Hiorth was born in Drøbak as a son of shipmaster Fredrik Wilhelm Hiorth (1776–1844) and Louise Caroline Brodersen (1776–1860s). He died in Aker in 1871.[1]
He married Anne Sofie Sommerfelt (1824–1898) in March 1849 in Lillehammer. She was a daughter of priest and botanist Søren Christian Sommerfeldt (1794–1838),[1] [2] and thus a sister of Christian Sommerfelt and Karl Linné Sommerfeldt.[3] [4]
He was an uncle of engineer Fredrik Hiorth and the grandfather of painter Agnes Hiorth.[1] A son of Adam Hiorth married Giggi Sommerfelt, a daughter of dean Halfdan Einar Sommerfelt and granddaughter of Hiorth's business partner Ole Gjerdrum.[5]
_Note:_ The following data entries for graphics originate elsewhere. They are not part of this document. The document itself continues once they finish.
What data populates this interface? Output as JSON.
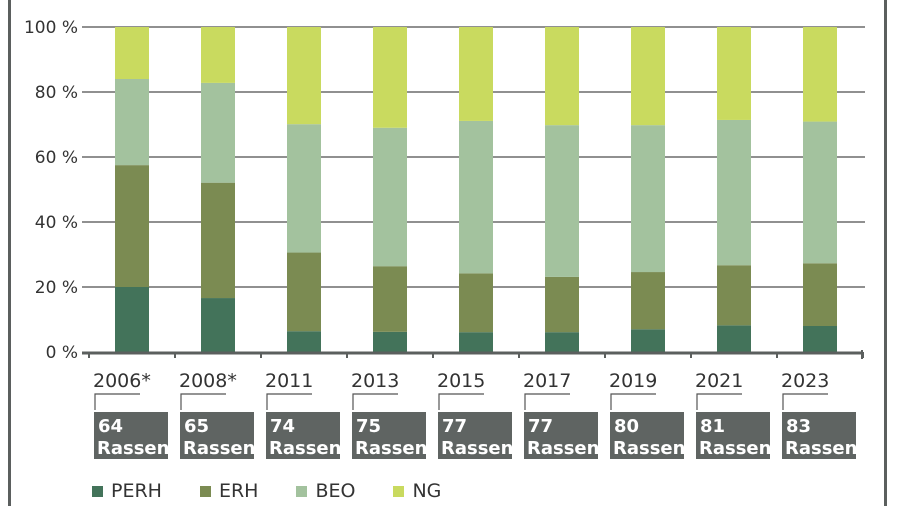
{
  "chart_data": {
    "type": "bar",
    "stacked": true,
    "categories": [
      "2006*",
      "2008*",
      "2011",
      "2013",
      "2015",
      "2017",
      "2019",
      "2021",
      "2023"
    ],
    "category_notes": [
      "64\nRassen",
      "65\nRassen",
      "74\nRassen",
      "75\nRassen",
      "77\nRassen",
      "77\nRassen",
      "80\nRassen",
      "81\nRassen",
      "83\nRassen"
    ],
    "notes_num": [
      "64",
      "65",
      "74",
      "75",
      "77",
      "77",
      "80",
      "81",
      "83"
    ],
    "notes_unit": "Rassen",
    "series": [
      {
        "name": "PERH",
        "color": "#43735a",
        "values": [
          20.0,
          16.6,
          6.4,
          6.2,
          6.1,
          6.1,
          7.0,
          8.2,
          8.0
        ]
      },
      {
        "name": "ERH",
        "color": "#7b8b52",
        "values": [
          37.5,
          35.5,
          24.2,
          20.2,
          18.1,
          17.0,
          17.6,
          18.5,
          19.3
        ]
      },
      {
        "name": "BEO",
        "color": "#a3c29e",
        "values": [
          26.5,
          30.7,
          39.5,
          42.6,
          46.9,
          46.7,
          45.2,
          44.7,
          43.6
        ]
      },
      {
        "name": "NG",
        "color": "#c9da5f",
        "values": [
          16.0,
          17.2,
          29.9,
          31.0,
          28.9,
          30.2,
          30.2,
          28.6,
          29.1
        ]
      }
    ],
    "yticks": [
      "0 %",
      "20 %",
      "40 %",
      "60 %",
      "80 %",
      "100 %"
    ],
    "ylim": [
      0,
      100
    ],
    "grid": true,
    "legend_position": "bottom-left",
    "box_color": "#5f6462"
  }
}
Hiorth finished school at 14, and then started working as a shop assistant. He was gradually given more responsibilities in the business, and also studied English and French language, and eventually passed the necessary examinations for getting a trading licence. In 1837 he started an agency in groceries and textiles, and in 1841 he co-founded the association Handelens Venner. He travelled to England to study new industrial technologies, in particular the cotton industry in Manchester.[1]
Hiorth co-founded the company Nydalens Compagnie in 1845,[6] along with wholesaler Hans Gulbranson, bailiff Ole Gjerdrum and engineer Oluf Nicolai Roll.[1] The group bought rights to waterfalls of the river Akerselva in the valley Nydalen, where they built a cotton mill and later a weaving mill.[1] Nydalens Compagnie developed into the largest textile company in Norway from the 1890s.[7] It has also been said that Nydalens Compagnie, together with Nedre Vøiens Bomuldsspinderie, signalled the beginning of Norway's industrialization.[8]
Hiorth also founded Christiania Mekaniske Væveri in 1847, together with Gulbranson, Roll, Peter J. K. Petersen and Iver Olsen.[9] In 1857 Hiorth was a co-founder of the association Akerselvens Brugseierforening, a coordinating body for factories exploiting the waterfalls of the river Akerselva. Hiorth chose to resign as manager for the spinning mill in 1860, but was still a member of the board of directors. He was also a joint owner of other textile factories and of the match factory Jølsens Tændstikfabrik, and ran a trading company that imported lamp oil and machinery equipment.[1]